Zone la plus militarisée au monde
La région Asie-Pacifique est aujourd’hui la zone la plus militarisée au monde. Les États-Unis renforcent sans cesse leurs contingents militaires sur place, rejoints par des navires de guerre français. Taipei agrandit son arsenal, notamment grâce à son puissant allié américain, ce qui provoque la colère de Pékin. Depuis le début de l’année, près de 300 avions de combat chinois, dont des bombardiers lourds, ont fait bourdonner les radars de la défense taïwanaise, en franchissant la limite au-dessus du détroit qui sépare Taïwan de la Chine continentale.
Face à Taïwan, l’armée chinoise affiche une supériorité numérique sur terre comme sur mer, et même face à la flotte américaine.
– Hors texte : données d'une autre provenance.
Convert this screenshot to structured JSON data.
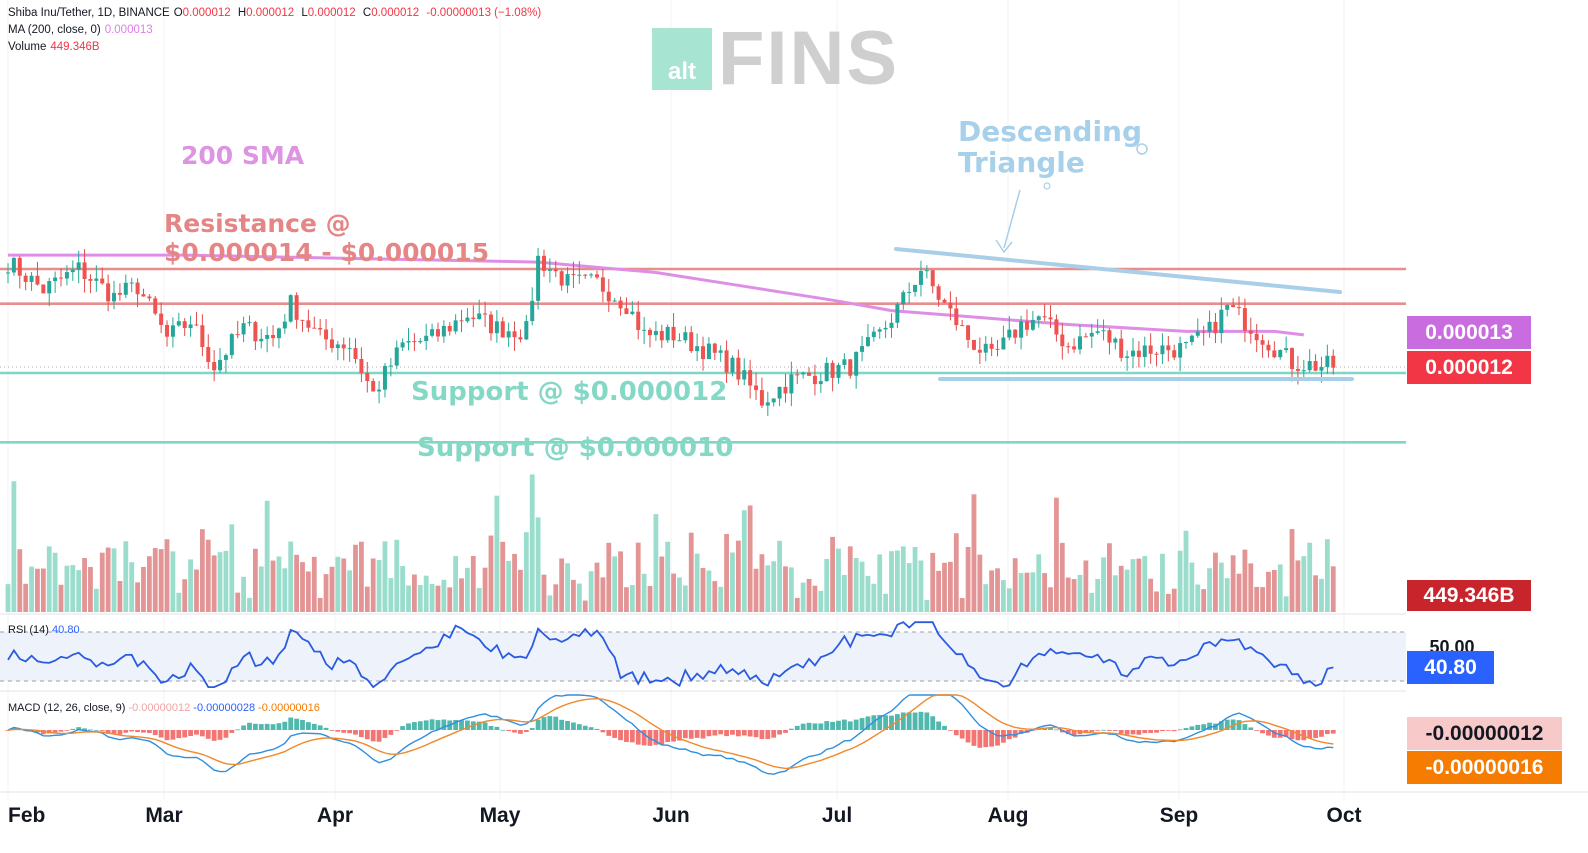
{
  "header": {
    "symbol": "Shiba Inu/Tether, 1D, BINANCE",
    "open_label": "O",
    "open": "0.000012",
    "high_label": "H",
    "high": "0.000012",
    "low_label": "L",
    "low": "0.000012",
    "close_label": "C",
    "close": "0.000012",
    "change": "-0.00000013 (−1.08%)",
    "ma_label": "MA (200, close, 0)",
    "ma_value": "0.000013",
    "volume_label": "Volume",
    "volume_value": "449.346B"
  },
  "logo": {
    "small": "alt",
    "big": "FINS"
  },
  "annotations": {
    "sma": "200 SMA",
    "resistance_line1": "Resistance @",
    "resistance_line2": "$0.000014 - $0.000015",
    "support1": "Support @ $0.000012",
    "support2": "Support @ $0.000010",
    "triangle_line1": "Descending",
    "triangle_line2": "Triangle"
  },
  "price_tags": {
    "ma": "0.000013",
    "last": "0.000012",
    "volume": "449.346B",
    "rsi": "40.80",
    "rsi_hidden": "50.00",
    "macd": "-0.00000012",
    "signal": "-0.00000016"
  },
  "rsi_pane": {
    "label": "RSI (14)",
    "value": "40.80"
  },
  "macd_pane": {
    "label": "MACD (12, 26, close, 9)",
    "hist": "-0.00000012",
    "macd": "-0.00000028",
    "signal": "-0.00000016"
  },
  "colors": {
    "up": "#8fd9c6",
    "down": "#e08a8a",
    "sma": "#df8ee6",
    "resistance": "#e88d8d",
    "support": "#7fd6c6",
    "triangle": "#a9cfe8",
    "rsi": "#2a5be0",
    "macd": "#2f8fe0",
    "signal": "#f0892c",
    "tag_ma": "#c96ce0",
    "tag_last": "#f23645",
    "tag_volume": "#c8242c",
    "tag_rsi": "#2962ff",
    "tag_macd": "#f7c9c9",
    "tag_signal": "#f57c00"
  },
  "chart_data": {
    "type": "candlestick",
    "x_axis": {
      "ticks": [
        "Feb",
        "Mar",
        "Apr",
        "May",
        "Jun",
        "Jul",
        "Aug",
        "Sep",
        "Oct"
      ]
    },
    "price_levels": {
      "resistance": [
        1.5e-05,
        1.4e-05
      ],
      "support": [
        1.2e-05,
        1e-05
      ]
    },
    "anchors": [
      [
        0,
        1.52e-05
      ],
      [
        6,
        1.44e-05
      ],
      [
        12,
        1.5e-05
      ],
      [
        18,
        1.42e-05
      ],
      [
        22,
        1.45e-05
      ],
      [
        27,
        1.3e-05
      ],
      [
        31,
        1.35e-05
      ],
      [
        35,
        1.22e-05
      ],
      [
        40,
        1.33e-05
      ],
      [
        45,
        1.3e-05
      ],
      [
        48,
        1.4e-05
      ],
      [
        53,
        1.3e-05
      ],
      [
        58,
        1.28e-05
      ],
      [
        62,
        1.14e-05
      ],
      [
        67,
        1.28e-05
      ],
      [
        72,
        1.3e-05
      ],
      [
        78,
        1.37e-05
      ],
      [
        83,
        1.33e-05
      ],
      [
        88,
        1.32e-05
      ],
      [
        90,
        1.53e-05
      ],
      [
        95,
        1.46e-05
      ],
      [
        100,
        1.46e-05
      ],
      [
        105,
        1.4e-05
      ],
      [
        108,
        1.31e-05
      ],
      [
        113,
        1.31e-05
      ],
      [
        118,
        1.27e-05
      ],
      [
        123,
        1.22e-05
      ],
      [
        128,
        1.12e-05
      ],
      [
        133,
        1.18e-05
      ],
      [
        138,
        1.2e-05
      ],
      [
        143,
        1.22e-05
      ],
      [
        148,
        1.31e-05
      ],
      [
        152,
        1.41e-05
      ],
      [
        155,
        1.5e-05
      ],
      [
        158,
        1.42e-05
      ],
      [
        163,
        1.3e-05
      ],
      [
        167,
        1.24e-05
      ],
      [
        172,
        1.34e-05
      ],
      [
        175,
        1.36e-05
      ],
      [
        180,
        1.28e-05
      ],
      [
        185,
        1.32e-05
      ],
      [
        190,
        1.26e-05
      ],
      [
        195,
        1.27e-05
      ],
      [
        200,
        1.27e-05
      ],
      [
        204,
        1.32e-05
      ],
      [
        207,
        1.39e-05
      ],
      [
        210,
        1.35e-05
      ],
      [
        214,
        1.29e-05
      ],
      [
        218,
        1.23e-05
      ],
      [
        223,
        1.22e-05
      ],
      [
        225,
        1.22e-05
      ]
    ],
    "sma_200": [
      [
        0,
        1.54e-05
      ],
      [
        30,
        1.54e-05
      ],
      [
        60,
        1.53e-05
      ],
      [
        90,
        1.52e-05
      ],
      [
        110,
        1.49e-05
      ],
      [
        125,
        1.45e-05
      ],
      [
        140,
        1.41e-05
      ],
      [
        150,
        1.38e-05
      ],
      [
        165,
        1.36e-05
      ],
      [
        180,
        1.34e-05
      ],
      [
        200,
        1.32e-05
      ],
      [
        215,
        1.32e-05
      ],
      [
        220,
        1.31e-05
      ]
    ],
    "volume": {
      "last": "449.346B"
    },
    "rsi": {
      "period": 14,
      "last": 40.8,
      "levels": [
        70,
        30
      ]
    },
    "macd": {
      "params": [
        12,
        26,
        9
      ],
      "hist": -1.2e-07,
      "macd": -2.8e-07,
      "signal": -1.6e-07
    }
  }
}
La marine chinoise revendique 360 navires de guerre, contre 300 pour l'US Navy qui garde tout de même l'avantage concernant les sous-marins et les porte-avions.
Mais pour Lionel Fatton, en dépit de cette puissance militaire croissante chinoise, "il est assez peu probable que la Chine, sans être provoquée, essaie d'envahir Taïwan." "Ce serait beaucoup trop coûteux", dit-il, en soulignant que l’armée chinoise "est encore en processus de modernisation". Il pointe aussi la particularité géographique de Taïwan, entourée de falaises. Un assaut direct sur l’île nécessiterait des moyens militaires considérables et très sophistiqués. Sans oublier "le risque de l'intervention américaine".
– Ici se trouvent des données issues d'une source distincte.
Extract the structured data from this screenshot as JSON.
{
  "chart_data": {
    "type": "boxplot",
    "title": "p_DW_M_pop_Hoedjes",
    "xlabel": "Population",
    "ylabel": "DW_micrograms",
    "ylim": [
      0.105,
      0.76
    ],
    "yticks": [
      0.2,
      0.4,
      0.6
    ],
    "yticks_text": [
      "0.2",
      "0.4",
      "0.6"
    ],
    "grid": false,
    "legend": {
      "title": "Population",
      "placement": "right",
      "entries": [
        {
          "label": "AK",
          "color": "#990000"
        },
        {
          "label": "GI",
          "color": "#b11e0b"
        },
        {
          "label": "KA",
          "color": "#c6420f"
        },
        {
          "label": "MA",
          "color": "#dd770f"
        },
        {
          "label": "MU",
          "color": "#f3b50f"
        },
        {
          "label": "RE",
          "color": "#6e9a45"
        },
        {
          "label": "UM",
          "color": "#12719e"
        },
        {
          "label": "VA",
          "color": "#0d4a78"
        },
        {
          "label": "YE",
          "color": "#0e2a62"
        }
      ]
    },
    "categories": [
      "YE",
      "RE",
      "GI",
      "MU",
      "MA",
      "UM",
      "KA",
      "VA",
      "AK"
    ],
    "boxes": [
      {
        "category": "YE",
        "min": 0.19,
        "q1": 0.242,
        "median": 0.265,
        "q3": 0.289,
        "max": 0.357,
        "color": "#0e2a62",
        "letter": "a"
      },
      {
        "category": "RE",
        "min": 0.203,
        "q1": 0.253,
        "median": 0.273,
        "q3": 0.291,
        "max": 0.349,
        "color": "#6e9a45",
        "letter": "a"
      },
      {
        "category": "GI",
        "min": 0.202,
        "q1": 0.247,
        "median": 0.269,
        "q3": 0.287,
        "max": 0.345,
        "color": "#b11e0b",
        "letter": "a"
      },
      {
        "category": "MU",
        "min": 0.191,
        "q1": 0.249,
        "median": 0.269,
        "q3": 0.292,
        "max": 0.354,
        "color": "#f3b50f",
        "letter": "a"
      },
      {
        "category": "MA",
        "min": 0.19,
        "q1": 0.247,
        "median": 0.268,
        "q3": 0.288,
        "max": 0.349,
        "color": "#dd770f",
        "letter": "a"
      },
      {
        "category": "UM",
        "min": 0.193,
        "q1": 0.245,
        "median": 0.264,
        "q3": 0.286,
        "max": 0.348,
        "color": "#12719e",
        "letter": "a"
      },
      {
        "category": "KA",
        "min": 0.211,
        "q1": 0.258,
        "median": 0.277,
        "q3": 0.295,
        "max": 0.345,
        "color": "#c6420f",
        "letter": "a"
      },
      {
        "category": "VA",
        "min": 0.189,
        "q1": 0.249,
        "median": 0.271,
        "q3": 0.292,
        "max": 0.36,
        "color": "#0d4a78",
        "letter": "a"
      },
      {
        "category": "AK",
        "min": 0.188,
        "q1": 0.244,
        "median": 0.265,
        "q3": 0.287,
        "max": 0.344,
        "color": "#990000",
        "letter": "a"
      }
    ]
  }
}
En guise de mise en garde, Pékin pourrait plutôt envisager l’annexion d’autres territoires insulaires contrôlés par Taïwan, selon lui, comme la petite île de Kinmen, très proche du territoire continental chinois. "La seule raison pour laquelle la Chine pourrait envahir Taïwan et avoir un conflit ouvert avec l’île serait une déclaration d’indépendance officielle de Taïwan", poursuit le chercheur.
Des décennies de tensions
En 1949, après une guerre civile de 22 ans, le gouvernement de la République de Chine, emmené par le leader Tchang Kaï-chek est défait par les forces communistes et s’exile sur l’île de Taïwan (Formose). En Chine continentale, Mao Zedong fonde la République populaire de Chine. Pékin considère depuis Taïwan comme un territoire rebelle et revendique son autorité sur l’île, au nom du principe d’"une seule Chine". Un principe internationalement reconnu: seuls quinze États entretiennent encore des relations diplomatiques avec Taïwan, parmi lesquels une seule entité européenne, le Vatican.
Plus Taïwan sera visible sur la scène internationale, plus il sera coûteux à la Chine de déclencher un conflit.
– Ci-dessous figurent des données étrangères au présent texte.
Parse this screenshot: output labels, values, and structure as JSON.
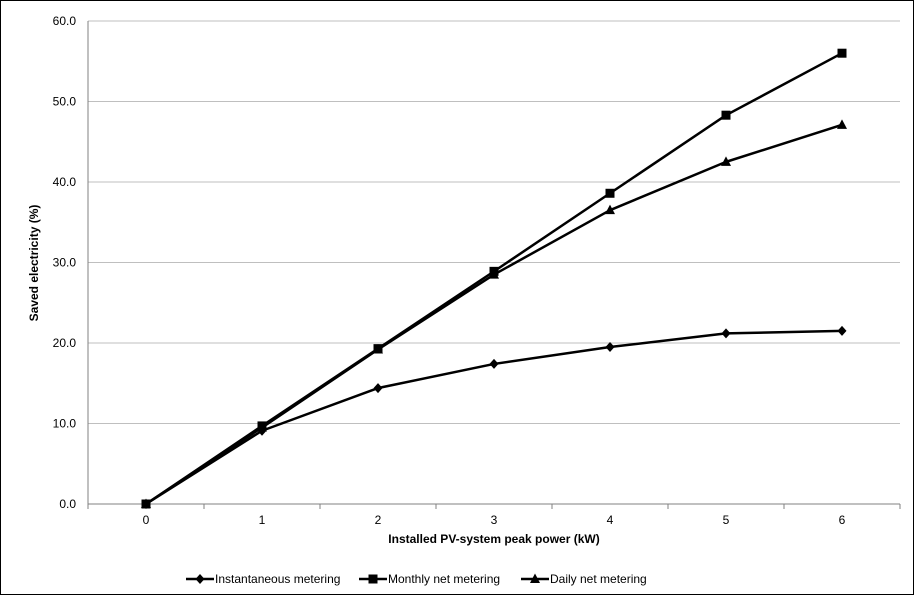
{
  "chart_data": {
    "type": "line",
    "title": "",
    "xlabel": "Installed PV-system peak power (kW)",
    "ylabel": "Saved electricity (%)",
    "categories": [
      "0",
      "1",
      "2",
      "3",
      "4",
      "5",
      "6"
    ],
    "x": [
      0,
      1,
      2,
      3,
      4,
      5,
      6
    ],
    "ylim": [
      0,
      60
    ],
    "yticks": [
      "0.0",
      "10.0",
      "20.0",
      "30.0",
      "40.0",
      "50.0",
      "60.0"
    ],
    "grid": "horizontal",
    "legend_position": "bottom",
    "series": [
      {
        "name": "Instantaneous metering",
        "marker": "diamond",
        "values": [
          0.0,
          9.1,
          14.4,
          17.4,
          19.5,
          21.2,
          21.5
        ]
      },
      {
        "name": "Monthly net metering",
        "marker": "square",
        "values": [
          0.0,
          9.7,
          19.3,
          28.9,
          38.6,
          48.3,
          56.0
        ]
      },
      {
        "name": "Daily net metering",
        "marker": "triangle",
        "values": [
          0.0,
          9.5,
          19.2,
          28.5,
          36.5,
          42.5,
          47.1
        ]
      }
    ],
    "colors": {
      "line": "#000000",
      "grid": "#bfbfbf",
      "axis": "#808080"
    }
  }
}
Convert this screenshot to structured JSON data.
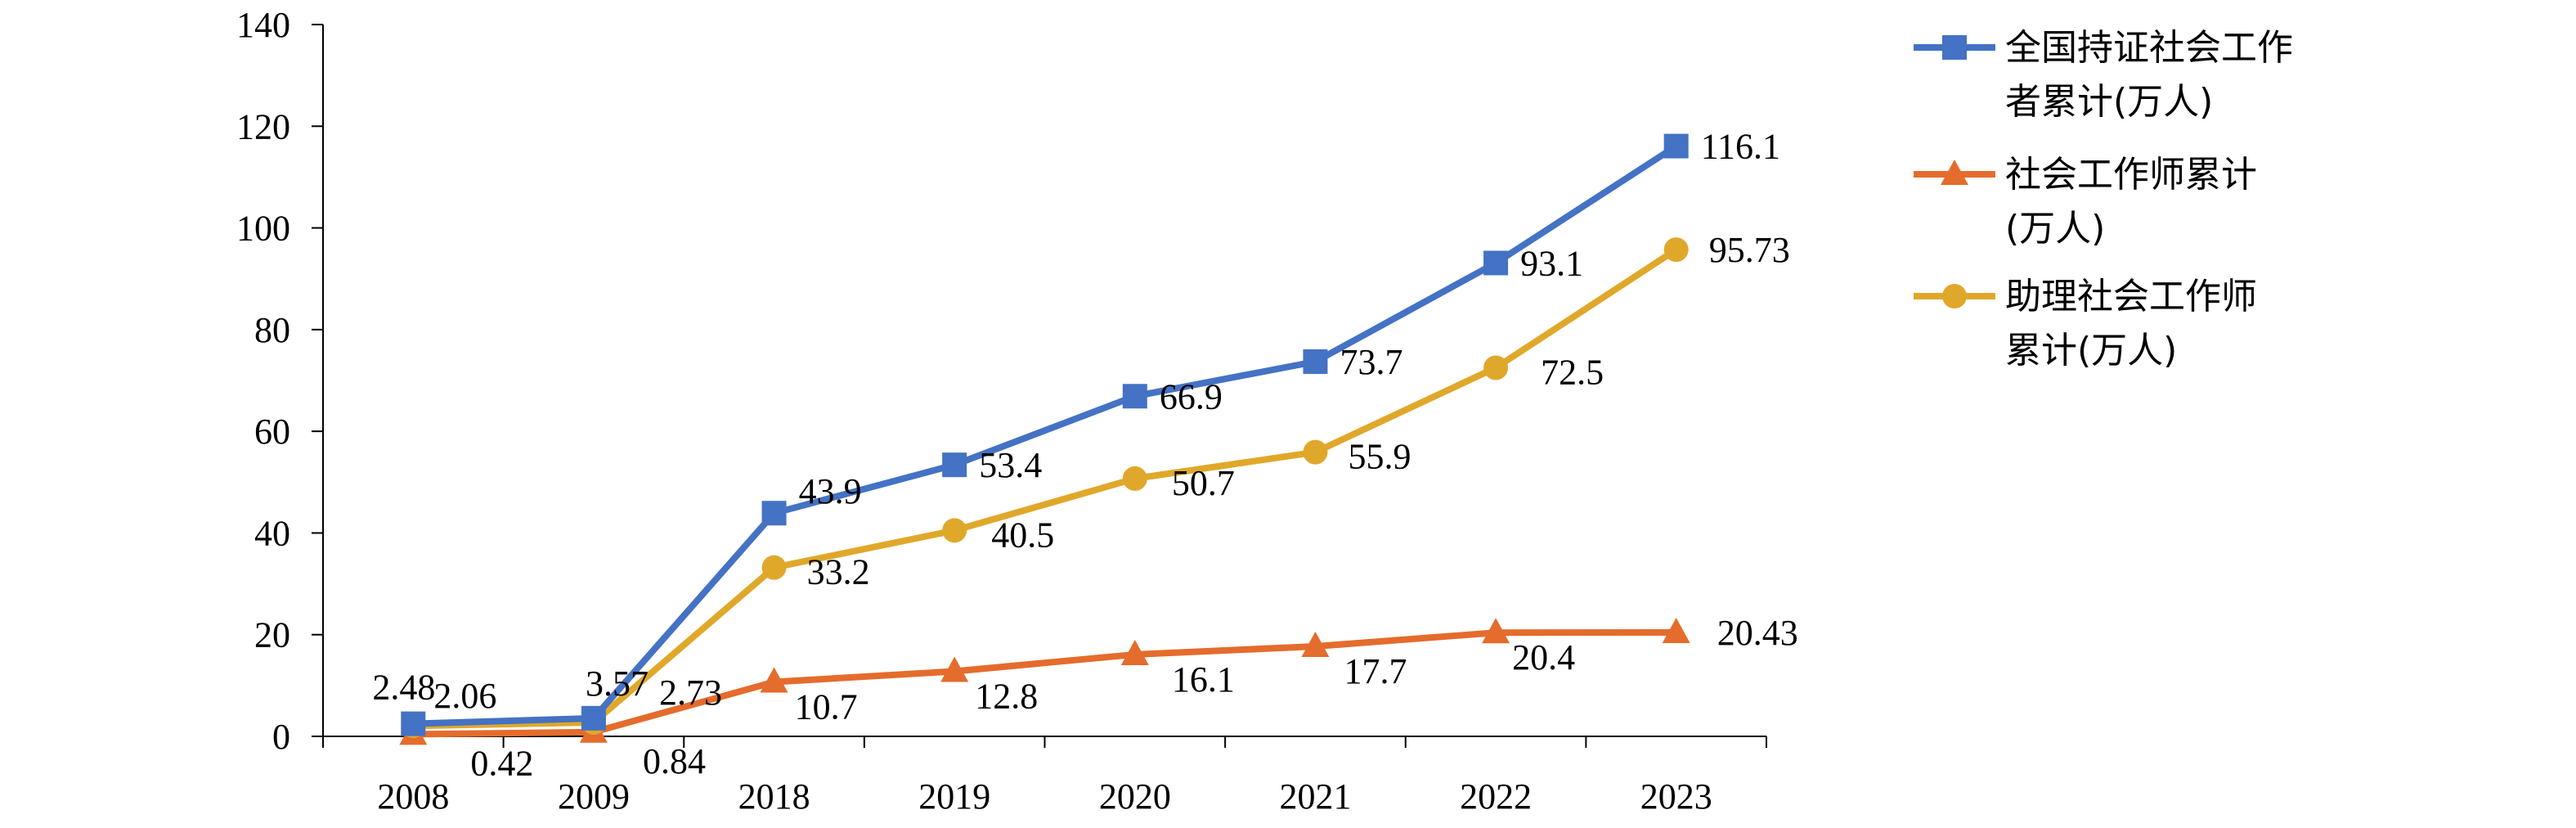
{
  "chart_data": {
    "type": "line",
    "title": "",
    "xlabel": "",
    "ylabel": "",
    "categories": [
      "2008",
      "2009",
      "2018",
      "2019",
      "2020",
      "2021",
      "2022",
      "2023"
    ],
    "ylim": [
      0,
      140
    ],
    "yticks": [
      "0",
      "20",
      "40",
      "60",
      "80",
      "100",
      "120",
      "140"
    ],
    "grid": false,
    "legend_position": "right",
    "series": [
      {
        "name": "全国持证社会工作者累计(万人)",
        "legend_lines": [
          "全国持证社会工作",
          "者累计(万人)"
        ],
        "color": "#4472C4",
        "marker": "square",
        "values": [
          2.48,
          3.57,
          43.9,
          53.4,
          66.9,
          73.7,
          93.1,
          116.1
        ],
        "labels": [
          "2.48",
          "3.57",
          "43.9",
          "53.4",
          "66.9",
          "73.7",
          "93.1",
          "116.1"
        ]
      },
      {
        "name": "社会工作师累计(万人)",
        "legend_lines": [
          "社会工作师累计",
          "(万人)"
        ],
        "color": "#E46C2C",
        "marker": "triangle",
        "values": [
          0.42,
          0.84,
          10.7,
          12.8,
          16.1,
          17.7,
          20.4,
          20.43
        ],
        "labels": [
          "0.42",
          "0.84",
          "10.7",
          "12.8",
          "16.1",
          "17.7",
          "20.4",
          "20.43"
        ]
      },
      {
        "name": "助理社会工作师累计(万人)",
        "legend_lines": [
          "助理社会工作师",
          "累计(万人)"
        ],
        "color": "#E0A82A",
        "marker": "circle",
        "values": [
          2.06,
          2.73,
          33.2,
          40.5,
          50.7,
          55.9,
          72.5,
          95.73
        ],
        "labels": [
          "2.06",
          "2.73",
          "33.2",
          "40.5",
          "50.7",
          "55.9",
          "72.5",
          "95.73"
        ]
      }
    ]
  }
}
La République populaire de Chine fêtera son centenaire en 2049, ce qui pourrait pousser Pékin à remettre Taïwan au centre de la propagande chinoise et accélérer un processus de réintégration, selon Lionel Fatton. Depuis la réélection en 2020 de la progressiste Tsai Ing-Wen à la présidence de l’île, les pressions s’intensifient. Xi Jinping rêve d’achever sous son règne la réunion des territoires chinois: "La Chine doit être réunifiée et le sera quels qu’en soient les moyens", promet le président chinois. Or, la majorité des Taïwanais restent en faveur d’un statu quo et redoutent le même sort que Hong Kong.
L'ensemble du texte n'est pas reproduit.